Hace unos días acudí en plena ola de calor a un emblemático edifico de la Gran Vía de Madrid para participar en una entrevista, grabada con motivo de un proyecto educativo-cultural.

A la salida, mientras huía hacia la boca de metro, me preguntaba cuáles eran las razones acuciantes por las que tantas personas se encontraran en aquel humeante caldo neurálgico a las cinco de la tarde.

Intuir que muchos estaban allí por mera apetencia me hizo caer en la cuenta de que algunas cosas en mí han cambiado inexorablemente. Y recordé aquella época en la que yo vivía muy cerca, en una calle que muere en la plaza de España.

Era posiblemente el mismo Madrid que ahora, con personas y motivaciones similares, pero yo era otro.

Entonces podría afrontar el ruido, la masificación peatonal, las algaradas de las manifestaciones y los orgullos excesivos con un arma muy saludable: la juventud.

He de confesarlo: estoy algo viejo para el centro de Madrid.

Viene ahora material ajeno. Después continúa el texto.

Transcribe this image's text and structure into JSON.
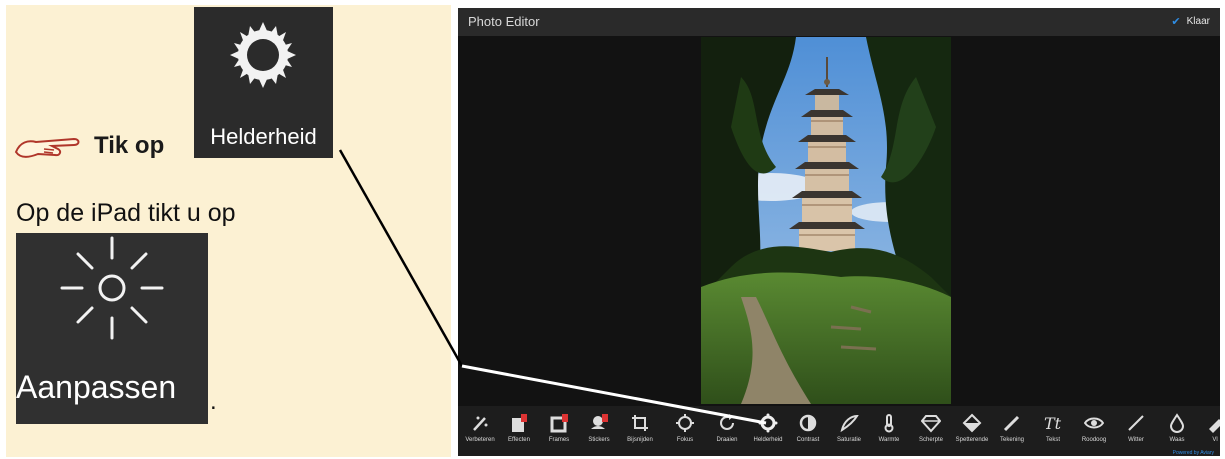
{
  "instruction": {
    "tap_text": "Tik op",
    "button_label": "Helderheid",
    "ipad_text": "Op de iPad tikt u op",
    "ipad_button_label": "Aanpassen",
    "trailing_period": "."
  },
  "editor": {
    "title": "Photo Editor",
    "done_label": "Klaar",
    "powered_by": "Powered by Aviary",
    "accent_color": "#2f8de4",
    "tools": [
      {
        "label": "Verbeteren",
        "icon": "magic-wand-icon"
      },
      {
        "label": "Effecten",
        "icon": "effects-icon"
      },
      {
        "label": "Frames",
        "icon": "frame-icon"
      },
      {
        "label": "Stickers",
        "icon": "sticker-icon"
      },
      {
        "label": "Bijsnijden",
        "icon": "crop-icon"
      },
      {
        "label": "Fokus",
        "icon": "focus-icon"
      },
      {
        "label": "Draaien",
        "icon": "rotate-icon"
      },
      {
        "label": "Helderheid",
        "icon": "brightness-icon"
      },
      {
        "label": "Contrast",
        "icon": "contrast-icon"
      },
      {
        "label": "Saturatie",
        "icon": "saturation-icon"
      },
      {
        "label": "Warmte",
        "icon": "thermometer-icon"
      },
      {
        "label": "Scherpte",
        "icon": "diamond-icon"
      },
      {
        "label": "Spetterende",
        "icon": "splash-icon"
      },
      {
        "label": "Tekening",
        "icon": "pencil-icon"
      },
      {
        "label": "Tekst",
        "icon": "text-icon"
      },
      {
        "label": "Roodoog",
        "icon": "eye-icon"
      },
      {
        "label": "Witter",
        "icon": "whiten-icon"
      },
      {
        "label": "Waas",
        "icon": "drop-icon"
      },
      {
        "label": "Vl",
        "icon": "blemish-icon"
      }
    ]
  }
}
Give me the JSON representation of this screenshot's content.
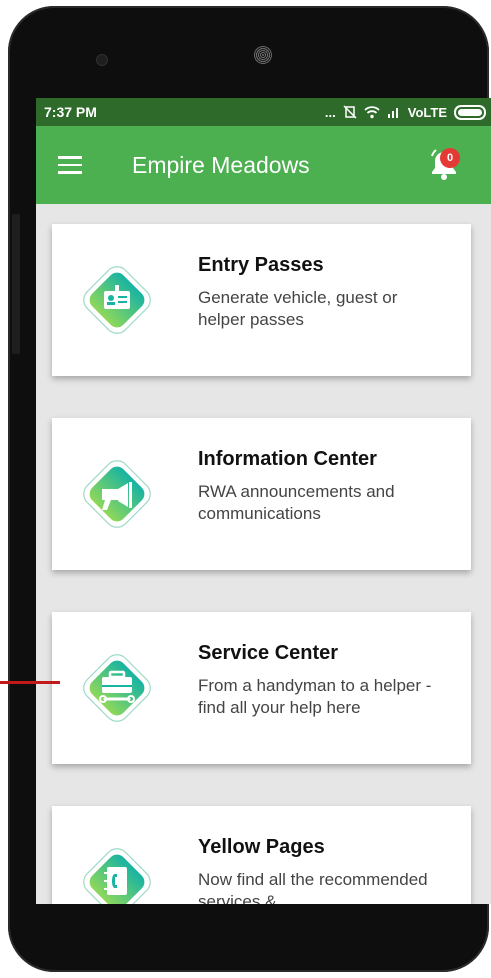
{
  "statusbar": {
    "time": "7:37 PM",
    "dots": "...",
    "network": "VoLTE"
  },
  "appbar": {
    "title": "Empire Meadows",
    "notification_count": "0"
  },
  "cards": [
    {
      "title": "Entry Passes",
      "desc": "Generate vehicle, guest or helper passes",
      "icon": "id-card-icon"
    },
    {
      "title": "Information Center",
      "desc": "RWA announcements and communications",
      "icon": "megaphone-icon"
    },
    {
      "title": "Service Center",
      "desc": "From a handyman to a helper - find all your help here",
      "icon": "toolbox-icon"
    },
    {
      "title": "Yellow Pages",
      "desc": "Now find all the recommended services &",
      "icon": "phonebook-icon"
    }
  ],
  "colors": {
    "appbar": "#4caf50",
    "statusbar": "#2e6b2a",
    "badge": "#e53935",
    "icon_teal": "#17b3a3",
    "icon_green": "#8fd85a"
  }
}
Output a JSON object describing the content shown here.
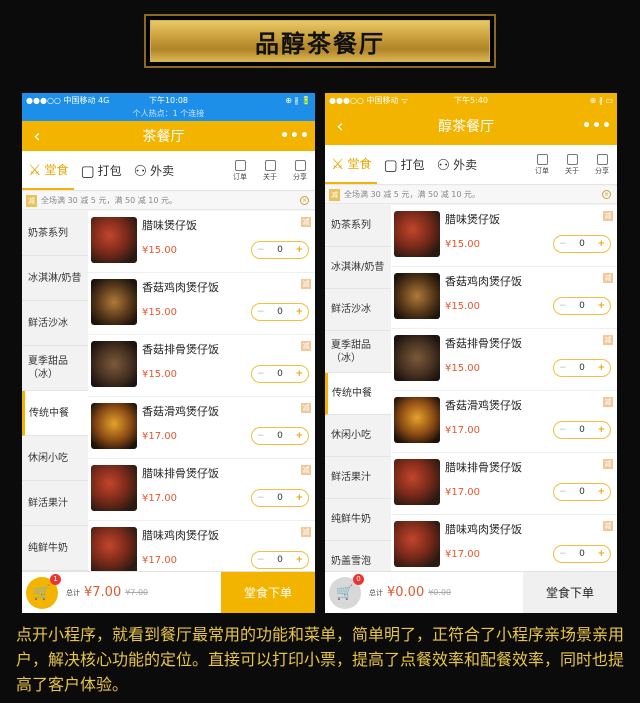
{
  "banner": {
    "title": "品醇茶餐厅"
  },
  "phone1": {
    "status": {
      "carrier": "●●●○○ 中国移动  4G",
      "time": "下午10:08",
      "indicators": "⊕ ∦ 🔋"
    },
    "hotspot": "个人热点：1 个连接",
    "nav": {
      "back": "‹",
      "title": "茶餐厅",
      "more": "•••"
    },
    "tabs": [
      {
        "icon": "⚔",
        "label": "堂食"
      },
      {
        "icon": "▢",
        "label": "打包"
      },
      {
        "icon": "⚇",
        "label": "外卖"
      }
    ],
    "mini": [
      "订单",
      "关于",
      "分享"
    ],
    "promo": {
      "badge": "减",
      "text": "全场满 30 减 5 元，满 50 减 10 元。"
    },
    "categories": [
      "奶茶系列",
      "冰淇淋/奶昔",
      "鲜活沙冰",
      "夏季甜品（冰）",
      "传统中餐",
      "休闲小吃",
      "鲜活果汁",
      "纯鲜牛奶"
    ],
    "items": [
      {
        "name": "腊味煲仔饭",
        "price": "¥15.00",
        "qty": "0",
        "badge": "减"
      },
      {
        "name": "香菇鸡肉煲仔饭",
        "price": "¥15.00",
        "qty": "0",
        "badge": "减"
      },
      {
        "name": "香菇排骨煲仔饭",
        "price": "¥15.00",
        "qty": "0",
        "badge": "减"
      },
      {
        "name": "香菇滑鸡煲仔饭",
        "price": "¥17.00",
        "qty": "0",
        "badge": "减"
      },
      {
        "name": "腊味排骨煲仔饭",
        "price": "¥17.00",
        "qty": "0",
        "badge": "减"
      },
      {
        "name": "腊味鸡肉煲仔饭",
        "price": "¥17.00",
        "qty": "0",
        "badge": "减"
      }
    ],
    "cart": {
      "count": "1",
      "total_label": "总计",
      "total": "¥7.00",
      "original": "¥7.00",
      "order": "堂食下单"
    }
  },
  "phone2": {
    "status": {
      "carrier": "●●●○○ 中国移动 ᯤ",
      "time": "下午5:40",
      "indicators": "⊕ ∦ ▭"
    },
    "nav": {
      "back": "‹",
      "title": "醇茶餐厅",
      "more": "•••"
    },
    "tabs": [
      {
        "icon": "⚔",
        "label": "堂食"
      },
      {
        "icon": "▢",
        "label": "打包"
      },
      {
        "icon": "⚇",
        "label": "外卖"
      }
    ],
    "mini": [
      "订单",
      "关于",
      "分享"
    ],
    "promo": {
      "badge": "减",
      "text": "全场满 30 减 5 元，满 50 减 10 元。"
    },
    "categories": [
      "奶茶系列",
      "冰淇淋/奶昔",
      "鲜活沙冰",
      "夏季甜品（冰）",
      "传统中餐",
      "休闲小吃",
      "鲜活果汁",
      "纯鲜牛奶",
      "奶盖雪泡"
    ],
    "items": [
      {
        "name": "腊味煲仔饭",
        "price": "¥15.00",
        "qty": "0",
        "badge": "减"
      },
      {
        "name": "香菇鸡肉煲仔饭",
        "price": "¥15.00",
        "qty": "0",
        "badge": "减"
      },
      {
        "name": "香菇排骨煲仔饭",
        "price": "¥15.00",
        "qty": "0",
        "badge": "减"
      },
      {
        "name": "香菇滑鸡煲仔饭",
        "price": "¥17.00",
        "qty": "0",
        "badge": "减"
      },
      {
        "name": "腊味排骨煲仔饭",
        "price": "¥17.00",
        "qty": "0",
        "badge": "减"
      },
      {
        "name": "腊味鸡肉煲仔饭",
        "price": "¥17.00",
        "qty": "0",
        "badge": "减"
      }
    ],
    "cart": {
      "count": "0",
      "total_label": "总计",
      "total": "¥0.00",
      "original": "¥0.00",
      "order": "堂食下单"
    }
  },
  "caption": "点开小程序，就看到餐厅最常用的功能和菜单，简单明了，正符合了小程序亲场景亲用户，解决核心功能的定位。直接可以打印小票，提高了点餐效率和配餐效率，同时也提高了客户体验。",
  "colors": {
    "accent": "#f3b400",
    "ios_blue": "#1d8fe8",
    "price": "#e4572e",
    "caption": "#e8c547"
  }
}
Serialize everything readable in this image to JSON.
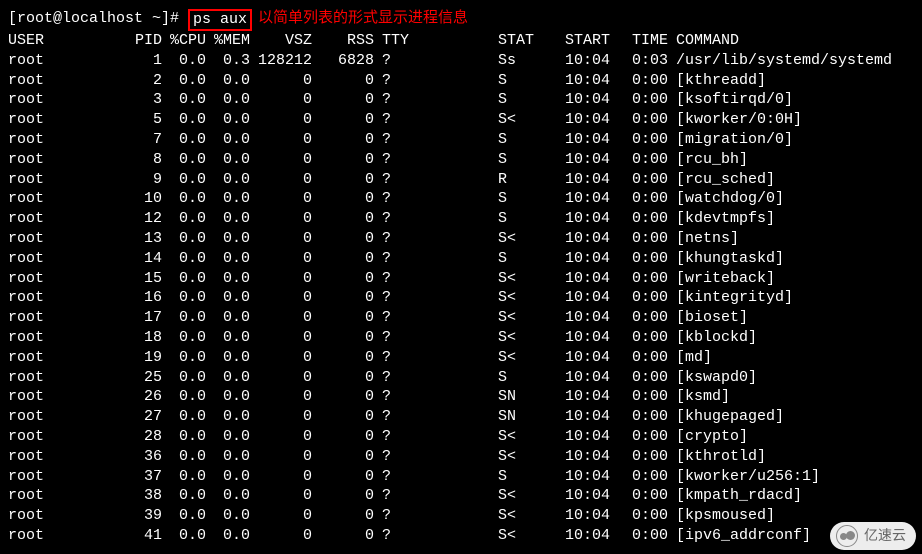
{
  "prompt": "[root@localhost ~]# ",
  "command": "ps aux",
  "annotation": "以简单列表的形式显示进程信息",
  "headers": {
    "user": "USER",
    "pid": "PID",
    "cpu": "%CPU",
    "mem": "%MEM",
    "vsz": "VSZ",
    "rss": "RSS",
    "tty": "TTY",
    "stat": "STAT",
    "start": "START",
    "time": "TIME",
    "cmd": "COMMAND"
  },
  "rows": [
    {
      "user": "root",
      "pid": "1",
      "cpu": "0.0",
      "mem": "0.3",
      "vsz": "128212",
      "rss": "6828",
      "tty": "?",
      "stat": "Ss",
      "start": "10:04",
      "time": "0:03",
      "cmd": "/usr/lib/systemd/systemd"
    },
    {
      "user": "root",
      "pid": "2",
      "cpu": "0.0",
      "mem": "0.0",
      "vsz": "0",
      "rss": "0",
      "tty": "?",
      "stat": "S",
      "start": "10:04",
      "time": "0:00",
      "cmd": "[kthreadd]"
    },
    {
      "user": "root",
      "pid": "3",
      "cpu": "0.0",
      "mem": "0.0",
      "vsz": "0",
      "rss": "0",
      "tty": "?",
      "stat": "S",
      "start": "10:04",
      "time": "0:00",
      "cmd": "[ksoftirqd/0]"
    },
    {
      "user": "root",
      "pid": "5",
      "cpu": "0.0",
      "mem": "0.0",
      "vsz": "0",
      "rss": "0",
      "tty": "?",
      "stat": "S<",
      "start": "10:04",
      "time": "0:00",
      "cmd": "[kworker/0:0H]"
    },
    {
      "user": "root",
      "pid": "7",
      "cpu": "0.0",
      "mem": "0.0",
      "vsz": "0",
      "rss": "0",
      "tty": "?",
      "stat": "S",
      "start": "10:04",
      "time": "0:00",
      "cmd": "[migration/0]"
    },
    {
      "user": "root",
      "pid": "8",
      "cpu": "0.0",
      "mem": "0.0",
      "vsz": "0",
      "rss": "0",
      "tty": "?",
      "stat": "S",
      "start": "10:04",
      "time": "0:00",
      "cmd": "[rcu_bh]"
    },
    {
      "user": "root",
      "pid": "9",
      "cpu": "0.0",
      "mem": "0.0",
      "vsz": "0",
      "rss": "0",
      "tty": "?",
      "stat": "R",
      "start": "10:04",
      "time": "0:00",
      "cmd": "[rcu_sched]"
    },
    {
      "user": "root",
      "pid": "10",
      "cpu": "0.0",
      "mem": "0.0",
      "vsz": "0",
      "rss": "0",
      "tty": "?",
      "stat": "S",
      "start": "10:04",
      "time": "0:00",
      "cmd": "[watchdog/0]"
    },
    {
      "user": "root",
      "pid": "12",
      "cpu": "0.0",
      "mem": "0.0",
      "vsz": "0",
      "rss": "0",
      "tty": "?",
      "stat": "S",
      "start": "10:04",
      "time": "0:00",
      "cmd": "[kdevtmpfs]"
    },
    {
      "user": "root",
      "pid": "13",
      "cpu": "0.0",
      "mem": "0.0",
      "vsz": "0",
      "rss": "0",
      "tty": "?",
      "stat": "S<",
      "start": "10:04",
      "time": "0:00",
      "cmd": "[netns]"
    },
    {
      "user": "root",
      "pid": "14",
      "cpu": "0.0",
      "mem": "0.0",
      "vsz": "0",
      "rss": "0",
      "tty": "?",
      "stat": "S",
      "start": "10:04",
      "time": "0:00",
      "cmd": "[khungtaskd]"
    },
    {
      "user": "root",
      "pid": "15",
      "cpu": "0.0",
      "mem": "0.0",
      "vsz": "0",
      "rss": "0",
      "tty": "?",
      "stat": "S<",
      "start": "10:04",
      "time": "0:00",
      "cmd": "[writeback]"
    },
    {
      "user": "root",
      "pid": "16",
      "cpu": "0.0",
      "mem": "0.0",
      "vsz": "0",
      "rss": "0",
      "tty": "?",
      "stat": "S<",
      "start": "10:04",
      "time": "0:00",
      "cmd": "[kintegrityd]"
    },
    {
      "user": "root",
      "pid": "17",
      "cpu": "0.0",
      "mem": "0.0",
      "vsz": "0",
      "rss": "0",
      "tty": "?",
      "stat": "S<",
      "start": "10:04",
      "time": "0:00",
      "cmd": "[bioset]"
    },
    {
      "user": "root",
      "pid": "18",
      "cpu": "0.0",
      "mem": "0.0",
      "vsz": "0",
      "rss": "0",
      "tty": "?",
      "stat": "S<",
      "start": "10:04",
      "time": "0:00",
      "cmd": "[kblockd]"
    },
    {
      "user": "root",
      "pid": "19",
      "cpu": "0.0",
      "mem": "0.0",
      "vsz": "0",
      "rss": "0",
      "tty": "?",
      "stat": "S<",
      "start": "10:04",
      "time": "0:00",
      "cmd": "[md]"
    },
    {
      "user": "root",
      "pid": "25",
      "cpu": "0.0",
      "mem": "0.0",
      "vsz": "0",
      "rss": "0",
      "tty": "?",
      "stat": "S",
      "start": "10:04",
      "time": "0:00",
      "cmd": "[kswapd0]"
    },
    {
      "user": "root",
      "pid": "26",
      "cpu": "0.0",
      "mem": "0.0",
      "vsz": "0",
      "rss": "0",
      "tty": "?",
      "stat": "SN",
      "start": "10:04",
      "time": "0:00",
      "cmd": "[ksmd]"
    },
    {
      "user": "root",
      "pid": "27",
      "cpu": "0.0",
      "mem": "0.0",
      "vsz": "0",
      "rss": "0",
      "tty": "?",
      "stat": "SN",
      "start": "10:04",
      "time": "0:00",
      "cmd": "[khugepaged]"
    },
    {
      "user": "root",
      "pid": "28",
      "cpu": "0.0",
      "mem": "0.0",
      "vsz": "0",
      "rss": "0",
      "tty": "?",
      "stat": "S<",
      "start": "10:04",
      "time": "0:00",
      "cmd": "[crypto]"
    },
    {
      "user": "root",
      "pid": "36",
      "cpu": "0.0",
      "mem": "0.0",
      "vsz": "0",
      "rss": "0",
      "tty": "?",
      "stat": "S<",
      "start": "10:04",
      "time": "0:00",
      "cmd": "[kthrotld]"
    },
    {
      "user": "root",
      "pid": "37",
      "cpu": "0.0",
      "mem": "0.0",
      "vsz": "0",
      "rss": "0",
      "tty": "?",
      "stat": "S",
      "start": "10:04",
      "time": "0:00",
      "cmd": "[kworker/u256:1]"
    },
    {
      "user": "root",
      "pid": "38",
      "cpu": "0.0",
      "mem": "0.0",
      "vsz": "0",
      "rss": "0",
      "tty": "?",
      "stat": "S<",
      "start": "10:04",
      "time": "0:00",
      "cmd": "[kmpath_rdacd]"
    },
    {
      "user": "root",
      "pid": "39",
      "cpu": "0.0",
      "mem": "0.0",
      "vsz": "0",
      "rss": "0",
      "tty": "?",
      "stat": "S<",
      "start": "10:04",
      "time": "0:00",
      "cmd": "[kpsmoused]"
    },
    {
      "user": "root",
      "pid": "41",
      "cpu": "0.0",
      "mem": "0.0",
      "vsz": "0",
      "rss": "0",
      "tty": "?",
      "stat": "S<",
      "start": "10:04",
      "time": "0:00",
      "cmd": "[ipv6_addrconf]"
    }
  ],
  "watermark": "亿速云"
}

No obstante, sigo percibiendo su encanto, sobre todo en las noches de verano, cuando duerme gran parte de la ciudad, se silencian las altas temperaturas y el tráfico muestra su rostro más amable.

Es en ese Madrid libre de aglomeraciones con el que mi vetusto espíritu se reconcilia de vez en cuando. Madrid es un padre autoritario que te da mucho, pero al mismo tiempo te exige mucho.

Madrid te da museos, grandes librerías, salas de conciertos, estadios de fútbol y restaurantes de primera, pero te exige urgencia, resolución y adaptabilidad a la marabunta.

Cuando sea anciano -si llego a ello- y me convierta en un abuelo cebolleta, recordaré las luces de neón de la gran ciudad, las noches sin fin, los grandes parques y la vida convulsa como prueba de que algún día yo también fui joven.

Mientras tanto, frecuento el centro de Madrid como se frecuenta a esa amante efusiva en cuyos brazos puede uno morir de amor pero también de indigestión.